Parlons mieux et disons qu’il n’est pas ordinaire
De voir un généreux n’être point téméraire,
Qu’on ne peut que par elle affronter les hasards,
Qu’elle a seule formé les premiers des Césars
Et que les conquérants que nous vante l’Histoire
Sans leurs témérités n’auraient pas tant de gloire.
Cette vertu propice aux belles passions
Peut seule nous conduire aux grandes actions ;
Rien que l’événement ne la rend criminelle,
Mais lorsqu’on réussit elle n’est jamais telle :
Osons donc dans l’ardeur qui nous brûle le sein
Incertain du succès suivre notre dessein.
$$$ Vous illustre Marie, à qui mes vers s’adressent,
Souffrez qu’en votre nom tous mes vœux s’intéressent,
Que je chante sa gloire et fasse voir à tous
Les belles qualités qui se trouvent en vous ;
Que peuvent toutefois mes faibles témoignages ?
Vos yeux parlent assez de tous vos avantages.
Il n’importe achevons en un dessein si beau ;
Les yeux nous serviront d’objet et de flambeau.
En effet si les yeux sont les miroirs de l’âme,
Que ne verrai-je pas au travers de leur flamme ?
Je trouverai d’abord d’une suite d’aïeux
La grandeur exprimée en ces aimables yeux
Et de leur majesté la vénérable image
Avec des traits plus doux peinte sur ce visage.
J’y connaîtrai ce droit naturel aux Romains
D’étendre leur pouvoir dessus tous les humains
Et que ce qu’ils faisaient par l’effort de leurs armes
Vous savez l’achever par celui de vos charmes ;
Mais vous faites bien plus que ces premiers vainqueurs ;
Ils triomphaient des corps, vous triomphez des cœurs ;
On évitait leurs fers, on adore vos chaînes ;
Si l’on en sent le poids l’on en chérit les peines,
Et votre empire est tel dessus les libertés
Que même vous forcez jusques aux volontés :
Oui tel est de vos yeux, la douceur et l’empire
Qu’ils peuvent beaucoup plus que je ne saurais dire.
Mais si voyant vos yeux j’y trouve tant d’appas
Consultant votre esprit que ne verrai-je pas ?
Et si poussant plus loin, ce dessein qui m’étonne
Je voulais regarder toute votre personne,
En voir séparément les aimables trésors,
De votre âme à loisir consulter les accords,
En tracer une idée et vous y peindre entière,
Combien de vous louer verrai-je de matière,
Je le laisse à juger, et borne tous mes vœux
À montrer dans mes vers, ce qu’on voit dans vos yeux.

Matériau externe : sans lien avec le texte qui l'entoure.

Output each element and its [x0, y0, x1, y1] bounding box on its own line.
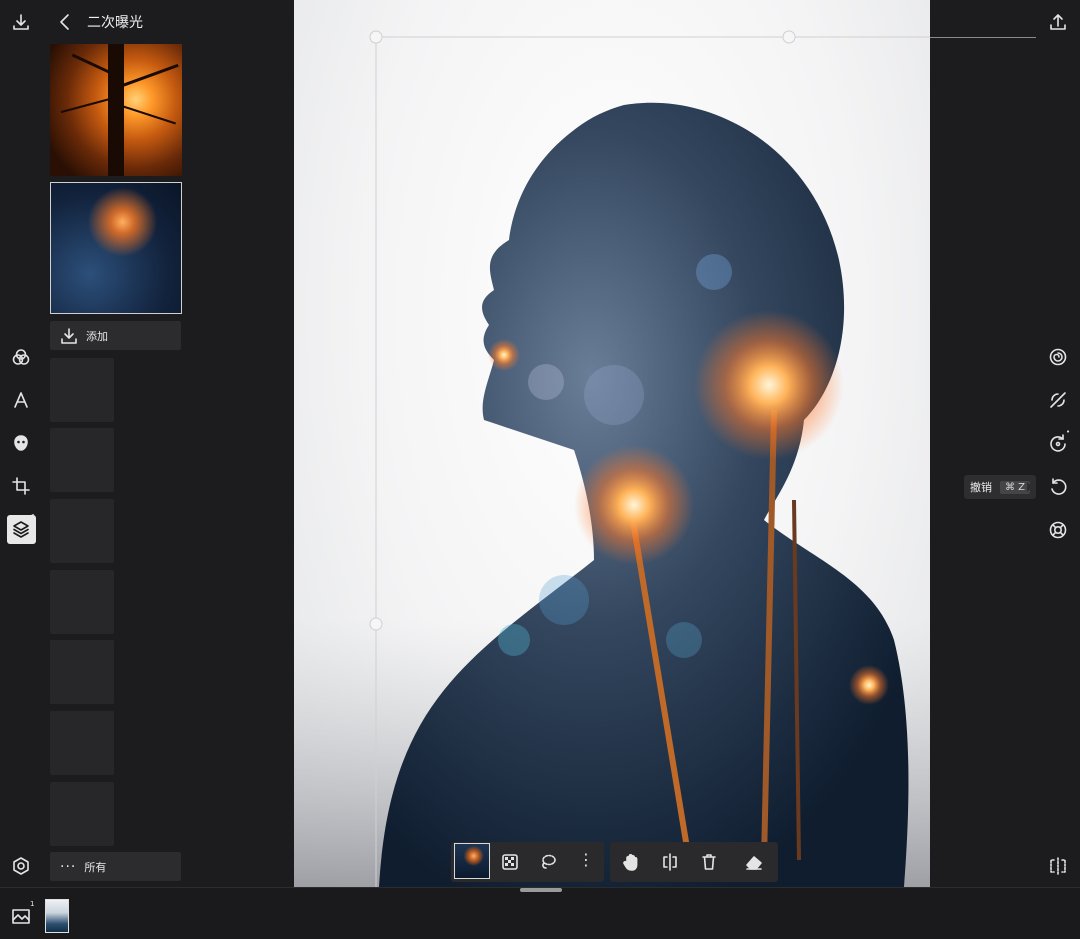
opacity-checker-icon[interactable]: [499, 851, 521, 873]
undo-icon[interactable]: [1047, 475, 1069, 497]
empty-slot[interactable]: [50, 358, 114, 422]
download-tray-icon: [58, 325, 80, 347]
share-upload-icon[interactable]: [1047, 11, 1069, 33]
empty-slot[interactable]: [50, 640, 114, 704]
more-dots-icon: ···: [60, 858, 77, 875]
all-label: 所有: [84, 860, 107, 874]
empty-slot[interactable]: [50, 711, 114, 775]
hand-icon[interactable]: [620, 851, 642, 873]
empty-slot[interactable]: [50, 428, 114, 492]
mask-icon[interactable]: [10, 432, 32, 454]
tooltip-shortcut: ⌘ Z: [1000, 480, 1031, 494]
download-icon[interactable]: [10, 11, 32, 33]
empty-slot[interactable]: [50, 782, 114, 846]
filmstrip-thumbnail[interactable]: [45, 899, 69, 933]
layers-count-badge: 1: [31, 513, 36, 521]
layer-thumbnail[interactable]: [454, 843, 490, 879]
lasso-icon[interactable]: [537, 851, 559, 873]
empty-slot[interactable]: [50, 499, 114, 563]
flip-icon[interactable]: [659, 851, 681, 873]
compare-icon[interactable]: [1047, 855, 1069, 877]
selection-frame-edge: [930, 37, 1036, 38]
more-vertical-icon[interactable]: ⋮: [578, 850, 594, 869]
double-exposure-photo: [294, 30, 930, 887]
show-all-button[interactable]: ··· 所有: [50, 852, 181, 881]
filmstrip-bar: [0, 887, 1080, 939]
layers-icon: [10, 518, 32, 540]
redo-dot: •: [1066, 428, 1071, 436]
back-chevron-icon[interactable]: [54, 11, 76, 33]
spiral-icon[interactable]: [1047, 346, 1069, 368]
crop-icon[interactable]: [10, 475, 32, 497]
tooltip-label: 撤销: [970, 481, 992, 494]
blend-circles-icon[interactable]: [10, 346, 32, 368]
heal-icon[interactable]: [1047, 389, 1069, 411]
text-icon[interactable]: [10, 389, 32, 411]
empty-slot[interactable]: [50, 570, 114, 634]
settings-icon[interactable]: [10, 855, 32, 877]
image-thumbnail-tree[interactable]: [50, 44, 182, 176]
image-thumbnail-sparklers[interactable]: [50, 182, 182, 314]
image-canvas[interactable]: [294, 0, 930, 887]
gallery-count-badge: 1: [30, 900, 35, 908]
tooltip-arrow: [1027, 482, 1033, 492]
eraser-icon[interactable]: [743, 851, 765, 873]
undo-tooltip: 撤销 ⌘ Z: [964, 475, 1037, 499]
gallery-icon[interactable]: [10, 905, 32, 927]
lifebuoy-icon[interactable]: [1047, 519, 1069, 541]
trash-icon[interactable]: [698, 851, 720, 873]
add-label: 添加: [86, 329, 108, 343]
add-image-button[interactable]: 添加: [50, 321, 181, 350]
page-title: 二次曝光: [87, 15, 143, 31]
drag-handle[interactable]: [520, 888, 562, 892]
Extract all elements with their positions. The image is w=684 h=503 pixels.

Mais après que ces yeux m’ont su faire connaître
La noblesse du sang dont on vous a vu naître
Et que par leur éclat instruit de leur pouvoir
J’ai tâché d’exprimer ce qu’ils m’en ont fait voir,
Souffrez sans vous lasser que mes faibles paupières
En empruntent encor de nouvelles lumières
Et que par vos regards instruit de mieux en mieux
Je puisse peindre au vif ce qu’on lit dans vos yeux ;
$$$ Mais je m’y perds moi-même et vois mon impuissance.
Il faudrait pour le faire avoir leur éloquence
Ou du moins que mes vers eussent les agréments
Que l’on peut remarquer dedans leurs mouvements,
Qu’on y vît cette ardeur qui brille en vos prunelles,
Qu’à leur force on connût que je veux parler d’elles
Et qu’enfin mes accents plus coulants et plus doux
Méritassent l’honneur d’être estimés de vous.
Alors par ce penser ma veine ranimée
Tracerait ces vertus dont mon âme est charmée
Et suivant de vos yeux l’éclat et les rayons
J’en ferais à plaisir les illustres crayons.
$$$ Dans ce vaste ttableau chacune aurait sa place ;
On y verrait d’abord une divine audace
Et sous divers habits on verrait tour à tour
Les grâces et l’honneur, qui vous feraient la cour ;
Plus loin l’on y verrait la discrète prudence
Régler vos actions d’une juste balance,
En soutenir partout le poids et la grandeur ;
Pour compagne elle aurait une fière pudeur ;
Outre cette pudeur, on y verrait encore
Toutes ces qualités qui font qu’on vous adore
Et surtout on verrait la libéralité
Parler de vos excès de générosité.
Je ferais mes efforts pour y pouvoir dépeindre
Cette grande vertu qu’autre part il faut feindre
Et pour n’y perdre pas et ma peine et mes soins
J’en peindrais à vos pieds cent illustres témoins
Et saurais faire voir par tant d’illustres marques
Que vous devez régner sur les cœurs des monarques
Que tout le monde entier reconnaissant vos droits
Tiendrait à grand bonheur de recevoir vos lois.
$$$ Mais attendant l’aveu d’une telle entreprise,
De grâce laissez-moi jouir de ma surprise ;
Par mon étonnement montrez votre pouvoir ;
Il en marquera plus que je n’en ai fait voir.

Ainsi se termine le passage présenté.